To be honest, I didn’t have high hopes for this riverfront business. It seems to be identical to the others, boasting about their handcrafted Belgian chocolates, and they have the required smattering: chocolate bars, nougat pieces, waffles, chocolate sauces, chocolate-dipped fruits and nuts, and a dozen types of bonbons in each sort of chocolate.

Tasting my chocolates as I left, I found the bonbons to be tasty and rich, and while being on the sweet side, I was satisfied with each one I purchased. It was a delightful surprise in and of itself. The caramels are exceptionally wonderful, created in the French cooked sugar technique, with a rich taste that isn’t too sweet.

8000 Brugge, Belgium Huidenvettersplein 13

Daily hours are 10 a.m. to 6 p.m.

Dumon, the Chocolatier

This is one of Brugge’s most renowned chocolatiers, and the exterior of their store is perhaps one of the most photographed spots in the city. Their bonbon variety is very substantial, maybe two dozen, although their store is one of the smallest in town. It’s worth noting that, unlike the majority of the other stores, none of their flavors are labeled.

You must either request that a family member at the counter choose an option for you or name them all separately (I opted for the latter). But I hope you’re fluent in French or Flemish! The chocolates themselves are OK, with the sweet milk chocolate being my favorite, but nothing spectacular; I don’t get the hoopla.

Eiermarkt 6, 8000 Brugge, Belgium.

Wednesday-Monday, 10 a.m.-6 p.m. (closes at 5pm Sun.)

Chocolates and Joy

I had great expectations for this exquisite collection of chocolates based on the trendy pink-painted exterior. In truth, I stumbled into this store totally by chance, but most of the bonbons fell flat, with the exception of the Earl Grey, which I would purchase again in a heartbeat.

They do, however, sell beer-shaped chocolates and numerous molded chocolates styled like high heeled shoes. If you’re already here to get one of those lovely kitschy objects, I’d get a bag of mini treats, but I’d get the cookies before the pralines.

Located at Wollestraat 16, 8000 Brugge, Belgium.

10 a.m.-6 p.m., Wednesday-Monday

Sweet, Sweet Home

In terms of the sheer quantity of different chocolate items, Home Sweet Home has the most in Bruges.

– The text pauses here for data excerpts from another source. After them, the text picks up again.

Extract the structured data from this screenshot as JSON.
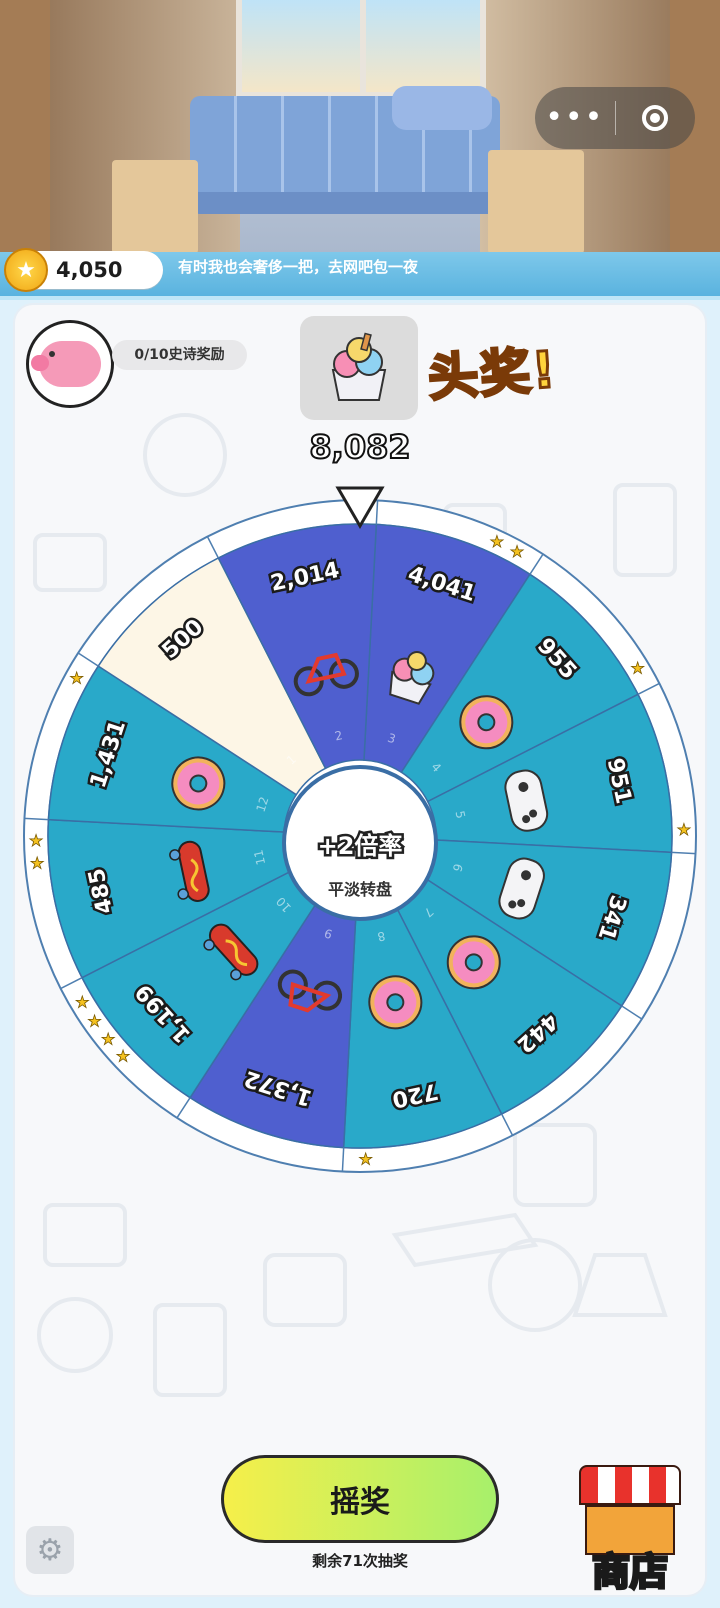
{
  "status_bar": {
    "coins": "4,050",
    "ticker": "有时我也会奢侈一把，去网吧包一夜"
  },
  "mini_program_capsule": {
    "more_icon": "more-dots-icon",
    "close_icon": "target-close-icon"
  },
  "top_section": {
    "piggy_bank_icon": "piggy-bank-icon",
    "epic_progress": "0/10史诗奖励",
    "grand_prize_label": "头奖!",
    "grand_prize_icon": "ice-cream-icon",
    "grand_prize_value": "8,082"
  },
  "wheel": {
    "center_title": "+2倍率",
    "center_subtitle": "平淡转盘",
    "pointer_icon": "pointer-triangle-icon",
    "segments": [
      {
        "value": "4,041",
        "icon": "ice-cream",
        "color": "#4f5fcf",
        "number": "3",
        "stars": 2
      },
      {
        "value": "955",
        "icon": "donut",
        "color": "#29a9c9",
        "number": "4",
        "stars": 1
      },
      {
        "value": "951",
        "icon": "gamepad",
        "color": "#29a9c9",
        "number": "5",
        "stars": 1
      },
      {
        "value": "341",
        "icon": "gamepad",
        "color": "#29a9c9",
        "number": "6",
        "stars": 0
      },
      {
        "value": "442",
        "icon": "donut",
        "color": "#29a9c9",
        "number": "7",
        "stars": 0
      },
      {
        "value": "720",
        "icon": "donut",
        "color": "#29a9c9",
        "number": "8",
        "stars": 1
      },
      {
        "value": "1,372",
        "icon": "bicycle",
        "color": "#4f5fcf",
        "number": "9",
        "stars": 0
      },
      {
        "value": "1,199",
        "icon": "skateboard",
        "color": "#29a9c9",
        "number": "10",
        "stars": 4
      },
      {
        "value": "485",
        "icon": "skateboard",
        "color": "#29a9c9",
        "number": "11",
        "stars": 2
      },
      {
        "value": "1,431",
        "icon": "donut",
        "color": "#29a9c9",
        "number": "12",
        "stars": 1
      },
      {
        "value": "500",
        "icon": "",
        "color": "#fdf6e6",
        "number": "1",
        "stars": 0
      },
      {
        "value": "2,014",
        "icon": "bicycle",
        "color": "#4f5fcf",
        "number": "2",
        "stars": 0
      }
    ]
  },
  "bottom": {
    "spin_label": "摇奖",
    "remaining": "剩余71次抽奖",
    "settings_icon": "gear-icon",
    "shop_label": "商店",
    "shop_icon": "storefront-icon"
  }
}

There isn’t much you can’t find here, from sugar-free chocolate bars to chocolate-dipped almonds and boozy truffles. Their range also includes pre-packaged and self-selected bonbons, as well as over a dozen types of nougat.

Along the rear wall, there are multiple dispensers of flavored chocolate-covered nuts, which are offered by the bag, similar to their cookies and caramels. Their liquor-filled chocolate variety, as well as an open-air industrial area, can be found at the far rear. The bonbons themselves are on the sweet side, but the flavors are simple and diverse. If someone gave me a box of these, I’d probably eat the majority of them.

Address: 8000 Brugge, Belgium, Katelijnestraat 34

Daily hours are 9 a.m. to 7 p.m.

Tine & Serge, Truffelhuisje Brugge

The display full with truffles originally pulled me into this business. It’s a terrific marketing strategy, and it’s typical in Belgium, yet it’s still amazingly successful. Within, they keep a smaller selection of bonbons and an assortment of boxed truffles and chocolate-covered goodies. My favorite part is that they also offer phallic and other sexy molded chocolates; if this concerns you, don’t bring your children in.

The proprietor is quite informed about the history of chocolate in Belgium, as well as the significance of Belgian chocolate in the worldwide market. But, I didn’t like for their pralines. All four of the varieties I tested were very sugary and scented with oils or pre-made mixtures, to the point where the look is there but the taste is absolutely missing. I’d return to study more history, but just as a courtesy purchase a penis chocolate.

8000 Brugge, Sint-Amandsstraat 3, Belgium

Hours: 10 a.m.-6 p.m., Friday-Tuesday.